My notes from the DevOps Handbook

by Gene Kim, Jez Humble, Patrick Debois, John Willis

55. Enable and Inject Learning into Daily Work

When we work within a complex system, it is impossible for us to predict all the outcomes for the actions we take.

Organizations must become ever better at self-diagnostics and self-improvement and must be skilled at detecting problems, solving them, and multiplying the effects by making the solutions available throughout the organization.

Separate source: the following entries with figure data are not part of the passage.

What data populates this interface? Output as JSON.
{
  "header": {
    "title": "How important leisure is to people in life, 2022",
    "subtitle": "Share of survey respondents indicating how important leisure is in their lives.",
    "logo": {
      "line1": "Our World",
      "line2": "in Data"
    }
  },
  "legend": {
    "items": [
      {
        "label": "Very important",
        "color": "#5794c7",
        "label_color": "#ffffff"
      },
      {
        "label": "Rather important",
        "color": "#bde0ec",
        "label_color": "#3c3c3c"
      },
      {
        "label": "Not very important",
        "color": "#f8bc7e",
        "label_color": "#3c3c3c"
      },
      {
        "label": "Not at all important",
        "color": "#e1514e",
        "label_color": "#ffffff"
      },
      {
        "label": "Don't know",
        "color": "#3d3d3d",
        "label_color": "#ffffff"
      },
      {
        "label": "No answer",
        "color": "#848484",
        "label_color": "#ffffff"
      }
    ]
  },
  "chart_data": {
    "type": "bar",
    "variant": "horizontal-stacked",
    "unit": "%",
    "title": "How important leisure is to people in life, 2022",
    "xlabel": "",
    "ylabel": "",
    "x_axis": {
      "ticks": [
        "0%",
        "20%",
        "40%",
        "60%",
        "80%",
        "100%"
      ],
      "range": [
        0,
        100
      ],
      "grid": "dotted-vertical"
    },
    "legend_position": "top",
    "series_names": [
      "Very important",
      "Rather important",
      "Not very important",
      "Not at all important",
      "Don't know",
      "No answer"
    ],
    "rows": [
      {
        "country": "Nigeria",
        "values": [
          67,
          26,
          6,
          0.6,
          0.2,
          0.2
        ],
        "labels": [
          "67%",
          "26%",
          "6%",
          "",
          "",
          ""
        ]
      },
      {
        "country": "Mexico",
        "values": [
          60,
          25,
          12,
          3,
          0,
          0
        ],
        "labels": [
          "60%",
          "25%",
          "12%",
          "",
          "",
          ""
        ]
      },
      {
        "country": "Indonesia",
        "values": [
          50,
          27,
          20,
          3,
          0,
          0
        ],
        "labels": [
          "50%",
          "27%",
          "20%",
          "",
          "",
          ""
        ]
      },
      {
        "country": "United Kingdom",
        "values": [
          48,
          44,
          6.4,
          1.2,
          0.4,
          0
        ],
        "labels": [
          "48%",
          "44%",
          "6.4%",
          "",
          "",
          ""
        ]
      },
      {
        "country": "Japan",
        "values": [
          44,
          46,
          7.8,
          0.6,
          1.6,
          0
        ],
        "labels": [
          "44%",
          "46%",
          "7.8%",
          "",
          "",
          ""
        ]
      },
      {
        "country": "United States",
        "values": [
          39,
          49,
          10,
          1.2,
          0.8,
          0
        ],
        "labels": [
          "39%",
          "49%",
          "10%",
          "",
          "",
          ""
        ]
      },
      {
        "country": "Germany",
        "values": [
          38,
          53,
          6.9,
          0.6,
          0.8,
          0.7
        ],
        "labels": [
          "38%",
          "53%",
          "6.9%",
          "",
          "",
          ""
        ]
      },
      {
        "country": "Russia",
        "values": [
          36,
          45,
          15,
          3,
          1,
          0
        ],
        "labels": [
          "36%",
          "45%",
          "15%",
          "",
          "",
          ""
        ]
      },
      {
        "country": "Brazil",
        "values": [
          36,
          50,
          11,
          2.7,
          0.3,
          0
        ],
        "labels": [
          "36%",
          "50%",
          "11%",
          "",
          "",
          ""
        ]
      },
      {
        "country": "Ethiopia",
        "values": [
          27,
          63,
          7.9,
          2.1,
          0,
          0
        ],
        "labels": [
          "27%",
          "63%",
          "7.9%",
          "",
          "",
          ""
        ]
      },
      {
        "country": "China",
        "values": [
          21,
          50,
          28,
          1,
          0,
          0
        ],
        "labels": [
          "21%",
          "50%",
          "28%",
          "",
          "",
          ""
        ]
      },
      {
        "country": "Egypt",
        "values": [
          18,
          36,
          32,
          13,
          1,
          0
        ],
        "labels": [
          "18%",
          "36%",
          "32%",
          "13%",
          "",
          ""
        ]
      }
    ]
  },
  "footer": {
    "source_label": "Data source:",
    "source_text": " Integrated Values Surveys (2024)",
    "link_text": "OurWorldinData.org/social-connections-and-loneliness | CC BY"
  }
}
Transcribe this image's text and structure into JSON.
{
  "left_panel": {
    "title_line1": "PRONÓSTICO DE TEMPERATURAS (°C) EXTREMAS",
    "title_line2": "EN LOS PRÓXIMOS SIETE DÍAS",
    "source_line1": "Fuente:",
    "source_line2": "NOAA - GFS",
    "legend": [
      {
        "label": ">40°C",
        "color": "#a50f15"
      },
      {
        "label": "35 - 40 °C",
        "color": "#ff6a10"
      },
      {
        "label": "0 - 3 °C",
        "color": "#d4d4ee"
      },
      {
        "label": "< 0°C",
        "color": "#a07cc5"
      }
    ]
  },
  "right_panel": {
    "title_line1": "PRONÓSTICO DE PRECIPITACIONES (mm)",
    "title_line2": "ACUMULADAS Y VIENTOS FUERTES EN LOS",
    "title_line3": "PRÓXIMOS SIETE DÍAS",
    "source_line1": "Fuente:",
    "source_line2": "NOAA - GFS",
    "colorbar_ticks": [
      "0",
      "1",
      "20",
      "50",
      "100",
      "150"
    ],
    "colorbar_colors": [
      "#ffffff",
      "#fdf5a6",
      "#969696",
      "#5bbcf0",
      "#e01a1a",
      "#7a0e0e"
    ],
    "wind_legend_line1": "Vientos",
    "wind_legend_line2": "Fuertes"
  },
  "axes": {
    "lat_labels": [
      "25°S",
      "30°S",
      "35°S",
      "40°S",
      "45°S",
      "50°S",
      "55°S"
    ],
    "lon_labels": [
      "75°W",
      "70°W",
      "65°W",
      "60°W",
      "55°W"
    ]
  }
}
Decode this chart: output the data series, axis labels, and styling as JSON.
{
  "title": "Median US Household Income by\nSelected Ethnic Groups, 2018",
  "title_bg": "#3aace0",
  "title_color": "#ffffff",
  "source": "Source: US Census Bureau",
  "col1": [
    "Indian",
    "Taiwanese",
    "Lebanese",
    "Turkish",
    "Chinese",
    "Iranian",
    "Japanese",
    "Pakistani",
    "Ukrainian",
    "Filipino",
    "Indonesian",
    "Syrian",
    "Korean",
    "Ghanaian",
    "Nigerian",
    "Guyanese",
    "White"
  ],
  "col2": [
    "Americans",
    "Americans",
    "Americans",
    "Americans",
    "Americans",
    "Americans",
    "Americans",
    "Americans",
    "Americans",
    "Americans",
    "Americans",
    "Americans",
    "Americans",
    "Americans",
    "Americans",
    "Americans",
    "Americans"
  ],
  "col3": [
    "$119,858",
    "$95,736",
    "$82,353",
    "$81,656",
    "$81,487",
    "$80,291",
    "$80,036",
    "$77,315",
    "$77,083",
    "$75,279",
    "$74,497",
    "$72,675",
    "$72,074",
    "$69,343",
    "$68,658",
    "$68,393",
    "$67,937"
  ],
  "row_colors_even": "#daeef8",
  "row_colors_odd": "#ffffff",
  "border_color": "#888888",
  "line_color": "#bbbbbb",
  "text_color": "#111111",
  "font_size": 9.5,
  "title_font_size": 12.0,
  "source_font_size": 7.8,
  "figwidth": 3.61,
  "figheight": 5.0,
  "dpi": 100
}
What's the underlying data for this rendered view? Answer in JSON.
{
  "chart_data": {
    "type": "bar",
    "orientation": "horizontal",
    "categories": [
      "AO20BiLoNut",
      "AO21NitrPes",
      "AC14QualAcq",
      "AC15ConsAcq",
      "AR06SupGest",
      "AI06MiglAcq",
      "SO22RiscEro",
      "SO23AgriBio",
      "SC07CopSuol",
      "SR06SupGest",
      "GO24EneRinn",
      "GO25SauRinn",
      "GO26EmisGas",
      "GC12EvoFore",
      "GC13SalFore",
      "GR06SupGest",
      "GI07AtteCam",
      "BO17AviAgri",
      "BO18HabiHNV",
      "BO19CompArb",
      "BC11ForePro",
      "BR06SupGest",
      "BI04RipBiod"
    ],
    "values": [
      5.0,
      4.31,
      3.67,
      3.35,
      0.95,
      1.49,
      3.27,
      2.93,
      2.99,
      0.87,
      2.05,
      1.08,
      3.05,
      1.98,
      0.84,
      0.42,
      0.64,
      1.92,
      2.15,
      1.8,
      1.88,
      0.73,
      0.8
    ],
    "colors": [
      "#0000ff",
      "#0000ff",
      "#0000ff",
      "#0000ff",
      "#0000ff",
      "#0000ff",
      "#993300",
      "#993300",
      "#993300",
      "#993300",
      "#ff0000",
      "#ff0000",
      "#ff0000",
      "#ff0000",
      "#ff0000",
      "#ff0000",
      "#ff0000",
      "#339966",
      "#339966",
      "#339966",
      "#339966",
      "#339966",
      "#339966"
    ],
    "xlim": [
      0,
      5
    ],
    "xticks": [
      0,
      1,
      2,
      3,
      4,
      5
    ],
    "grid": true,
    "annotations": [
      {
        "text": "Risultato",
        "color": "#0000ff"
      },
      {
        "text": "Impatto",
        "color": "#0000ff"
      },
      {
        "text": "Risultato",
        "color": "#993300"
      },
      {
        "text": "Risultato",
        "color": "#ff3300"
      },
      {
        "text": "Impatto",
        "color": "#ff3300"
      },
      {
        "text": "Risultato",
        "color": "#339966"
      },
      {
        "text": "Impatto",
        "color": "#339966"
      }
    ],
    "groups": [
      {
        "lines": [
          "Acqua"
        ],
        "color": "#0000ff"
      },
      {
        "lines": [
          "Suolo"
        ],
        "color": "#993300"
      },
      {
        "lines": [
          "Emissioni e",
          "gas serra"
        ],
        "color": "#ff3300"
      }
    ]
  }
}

Responsiveness that is the source of reliability.

Rearchitecting to cloud native -> be resilient enough to survive significant failures.

Require system to be loosely coupled, with each component having aggressive timeouts to ensure that failing components didn't bring the entire system down. Instead, each feature and component should be designed to gracefully degrade.

Engineering teams were used to a constant level of failure in the cloud so that services could automatically recover without any manual intervention.

Human error is a consequence of the design of the tools that we gave them.

Maximize opportunities for organizational learning. Continually reinforce that we value actions that expose and share more widely the problems in our daily work. This is what enables us to improve the quality and safety of the system we operate within and reinforce the relationships between everyone who operates within that system.

Two effective practices that help create a just, learning based culture are blameless post mortems and the controlled introduction of failures into production to create opportunities to practice for the inevitable problems that arise within complex systems.